Swansea murder trial mother Michelle Smith blames hospital
A mother accused of poisoning her baby has told a jury how she cradled her for an hour in hospital after she died.
Michelle Smith, 34, from Swansea denies murdering six-week-old Amy Louise in 2007.
She is accused of giving the child a powerful adult painkiller but told the jury someone in a hospital must have administered it.
Mrs Smith broke down as she relived the last moments with her daughter, at Swansea Crown Court.
Giving evidence for the first time, she told the jury how she was allowed to hold Amy's body for an hour in hospital, where medics had battled to revive the child.
The infant had been rushed to Singleton Hospital where doctors had managed to find a "slight heartbeat".
Speaking in the witness stand on Friday, Mrs Smith said that, as her hopes were briefly raised, consultant paediatrician Ingo Scholler explained that if Amy survived she would be brain-damaged.
Moments later she and her husband Christopher were told it was "pointless" continuing efforts to save Amy and the couple were asked permission to turn off her life-support machine.
Dr Scholler then placed Amy's body in her arms as the machine was turned off and the baby was pronounced dead.
"Dr Scholler hugged us both and said he was sorry. He still could not tell us what happened because he did not know," Mrs Smith told the court.
"I couldn't let her go. I was on the floor telling them they could not take her, she was my daughter."
During her trial, the jury has heard that drug dihydrocodeine was discovered in Amy's blood when a post-mortem examination was carried out to determine the cause of death.
It also emerged that an earlier urine sample had tested positive for the same drug but the result was never passed to the baby's doctors.
Mrs Smith, from Morriston in the city, has also insisted she had not taken any medication during Amy's brief life.
Christopher Clee QC, prosecuting, cross examining Mrs Smith said: "You are not suggesting, are you, that Christopher Smith had something to do with this, are you?"
"No," Mrs Smith replied.
She also agreed that Gillian Davies, the health visitor, who saw Amy on the day she died, could also be excluded.
"So if it was not you it must have been someone else," Mr Clee said.
"Yes it was.
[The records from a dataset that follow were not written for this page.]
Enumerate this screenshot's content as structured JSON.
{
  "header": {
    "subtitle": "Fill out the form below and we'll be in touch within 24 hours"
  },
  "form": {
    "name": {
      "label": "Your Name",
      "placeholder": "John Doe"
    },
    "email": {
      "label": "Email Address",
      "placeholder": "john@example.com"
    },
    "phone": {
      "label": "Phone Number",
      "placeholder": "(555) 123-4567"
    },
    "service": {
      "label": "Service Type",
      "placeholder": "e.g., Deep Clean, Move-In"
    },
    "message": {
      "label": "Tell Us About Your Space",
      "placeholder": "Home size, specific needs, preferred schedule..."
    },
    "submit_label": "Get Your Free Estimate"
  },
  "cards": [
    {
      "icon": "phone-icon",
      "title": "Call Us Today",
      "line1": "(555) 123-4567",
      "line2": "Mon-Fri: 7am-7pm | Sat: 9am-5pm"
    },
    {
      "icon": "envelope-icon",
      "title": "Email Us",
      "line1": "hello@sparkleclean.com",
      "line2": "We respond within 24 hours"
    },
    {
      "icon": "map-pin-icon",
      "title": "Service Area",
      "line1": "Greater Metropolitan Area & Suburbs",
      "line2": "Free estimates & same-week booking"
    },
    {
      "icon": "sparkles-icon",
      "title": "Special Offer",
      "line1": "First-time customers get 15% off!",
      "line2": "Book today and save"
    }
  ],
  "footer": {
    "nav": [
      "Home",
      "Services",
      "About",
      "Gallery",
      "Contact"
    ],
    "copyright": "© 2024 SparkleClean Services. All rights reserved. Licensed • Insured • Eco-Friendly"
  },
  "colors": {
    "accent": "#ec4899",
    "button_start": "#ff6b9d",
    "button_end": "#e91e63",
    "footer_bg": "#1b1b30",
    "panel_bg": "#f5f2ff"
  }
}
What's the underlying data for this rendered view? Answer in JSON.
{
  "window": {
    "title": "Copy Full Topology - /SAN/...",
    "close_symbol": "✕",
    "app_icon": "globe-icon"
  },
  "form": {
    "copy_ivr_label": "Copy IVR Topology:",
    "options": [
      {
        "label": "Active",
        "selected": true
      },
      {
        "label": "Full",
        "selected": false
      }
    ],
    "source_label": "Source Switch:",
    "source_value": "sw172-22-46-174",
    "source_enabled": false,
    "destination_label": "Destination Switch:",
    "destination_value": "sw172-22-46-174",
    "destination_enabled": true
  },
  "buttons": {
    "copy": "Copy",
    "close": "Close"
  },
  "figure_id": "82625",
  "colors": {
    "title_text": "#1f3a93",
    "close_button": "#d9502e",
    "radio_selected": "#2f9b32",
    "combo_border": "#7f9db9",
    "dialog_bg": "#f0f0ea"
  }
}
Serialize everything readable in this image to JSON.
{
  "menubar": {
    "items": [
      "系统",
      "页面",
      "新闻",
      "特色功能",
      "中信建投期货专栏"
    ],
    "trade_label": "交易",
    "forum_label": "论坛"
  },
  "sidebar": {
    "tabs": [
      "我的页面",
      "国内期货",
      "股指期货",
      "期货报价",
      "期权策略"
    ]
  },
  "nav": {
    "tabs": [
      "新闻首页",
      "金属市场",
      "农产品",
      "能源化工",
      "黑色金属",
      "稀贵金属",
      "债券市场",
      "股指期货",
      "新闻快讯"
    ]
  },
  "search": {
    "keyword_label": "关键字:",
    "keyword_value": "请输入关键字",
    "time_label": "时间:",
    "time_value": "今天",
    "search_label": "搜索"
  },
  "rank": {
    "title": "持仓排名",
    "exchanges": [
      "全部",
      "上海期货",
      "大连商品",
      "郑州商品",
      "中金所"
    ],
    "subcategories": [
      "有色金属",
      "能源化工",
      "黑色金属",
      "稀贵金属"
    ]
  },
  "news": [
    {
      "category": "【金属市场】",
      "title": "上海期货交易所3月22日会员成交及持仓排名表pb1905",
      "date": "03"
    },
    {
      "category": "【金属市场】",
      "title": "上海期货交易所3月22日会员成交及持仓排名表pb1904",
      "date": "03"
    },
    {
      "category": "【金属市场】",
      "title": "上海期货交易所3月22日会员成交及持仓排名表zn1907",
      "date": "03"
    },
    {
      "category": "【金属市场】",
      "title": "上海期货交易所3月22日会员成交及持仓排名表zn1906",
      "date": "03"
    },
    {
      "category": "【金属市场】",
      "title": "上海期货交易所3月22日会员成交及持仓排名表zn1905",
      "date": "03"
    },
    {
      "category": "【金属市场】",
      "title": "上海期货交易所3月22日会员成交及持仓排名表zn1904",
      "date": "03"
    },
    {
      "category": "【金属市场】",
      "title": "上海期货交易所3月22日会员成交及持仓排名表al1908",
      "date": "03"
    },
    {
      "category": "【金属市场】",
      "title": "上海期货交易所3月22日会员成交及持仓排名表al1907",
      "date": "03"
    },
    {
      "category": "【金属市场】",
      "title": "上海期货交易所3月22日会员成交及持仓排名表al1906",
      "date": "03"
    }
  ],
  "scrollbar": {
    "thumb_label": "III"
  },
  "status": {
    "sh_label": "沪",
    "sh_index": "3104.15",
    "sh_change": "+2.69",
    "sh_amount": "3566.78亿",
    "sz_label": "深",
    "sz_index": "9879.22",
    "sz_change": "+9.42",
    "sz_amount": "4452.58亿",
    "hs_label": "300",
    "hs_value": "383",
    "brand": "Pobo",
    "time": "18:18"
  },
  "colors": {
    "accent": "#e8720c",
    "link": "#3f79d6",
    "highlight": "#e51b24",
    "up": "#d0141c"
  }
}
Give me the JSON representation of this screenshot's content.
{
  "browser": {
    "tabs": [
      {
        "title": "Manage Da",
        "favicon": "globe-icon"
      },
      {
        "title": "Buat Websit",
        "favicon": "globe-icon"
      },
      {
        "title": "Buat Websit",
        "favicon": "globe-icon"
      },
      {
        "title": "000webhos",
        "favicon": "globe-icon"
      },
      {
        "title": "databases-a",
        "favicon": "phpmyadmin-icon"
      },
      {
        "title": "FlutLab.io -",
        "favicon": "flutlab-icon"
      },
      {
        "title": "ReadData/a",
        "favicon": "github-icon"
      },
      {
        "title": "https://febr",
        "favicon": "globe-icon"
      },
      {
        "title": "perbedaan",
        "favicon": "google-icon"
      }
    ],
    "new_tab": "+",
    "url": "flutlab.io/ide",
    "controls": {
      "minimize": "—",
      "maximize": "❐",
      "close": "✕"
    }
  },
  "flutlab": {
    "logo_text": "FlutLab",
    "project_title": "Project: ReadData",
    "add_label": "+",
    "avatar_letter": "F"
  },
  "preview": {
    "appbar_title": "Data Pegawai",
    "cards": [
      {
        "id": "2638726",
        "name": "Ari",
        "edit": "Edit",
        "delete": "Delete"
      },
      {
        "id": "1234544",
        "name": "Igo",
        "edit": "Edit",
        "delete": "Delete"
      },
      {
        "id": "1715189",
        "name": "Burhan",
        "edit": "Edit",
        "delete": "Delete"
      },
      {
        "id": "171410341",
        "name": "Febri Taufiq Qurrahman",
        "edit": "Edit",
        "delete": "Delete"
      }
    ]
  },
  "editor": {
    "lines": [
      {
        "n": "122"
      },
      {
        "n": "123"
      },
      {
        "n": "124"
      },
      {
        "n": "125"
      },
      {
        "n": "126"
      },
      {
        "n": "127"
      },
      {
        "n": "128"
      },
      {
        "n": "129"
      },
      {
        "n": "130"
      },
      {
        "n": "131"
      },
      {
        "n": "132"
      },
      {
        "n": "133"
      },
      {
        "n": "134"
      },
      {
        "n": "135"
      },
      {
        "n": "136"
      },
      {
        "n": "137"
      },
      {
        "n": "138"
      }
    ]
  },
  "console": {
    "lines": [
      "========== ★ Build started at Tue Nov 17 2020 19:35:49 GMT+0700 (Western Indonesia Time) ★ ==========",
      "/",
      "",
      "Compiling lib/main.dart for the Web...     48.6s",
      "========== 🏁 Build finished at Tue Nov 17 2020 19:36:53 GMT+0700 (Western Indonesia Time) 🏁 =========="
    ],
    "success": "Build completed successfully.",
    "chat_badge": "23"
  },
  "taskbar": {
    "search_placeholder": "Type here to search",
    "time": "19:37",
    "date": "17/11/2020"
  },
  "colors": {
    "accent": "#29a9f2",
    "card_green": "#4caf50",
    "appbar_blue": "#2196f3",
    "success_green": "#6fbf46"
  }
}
In the hospitals," Mrs Smith answered.
"Either deliberately or accidentally," Mr Clee said.
"Yes," Mrs Smith replied.
Mr Clee said none of the several hospitals where Amy was taken had any record of ever "prescribing or administering" DHC to Amy.
Mrs Smith said: "I do not accept that," and went on to claim that while there was no record it did not mean it had not been done.
She also denies an alternative charge of causing or allowing the death of a child, and the trial continues.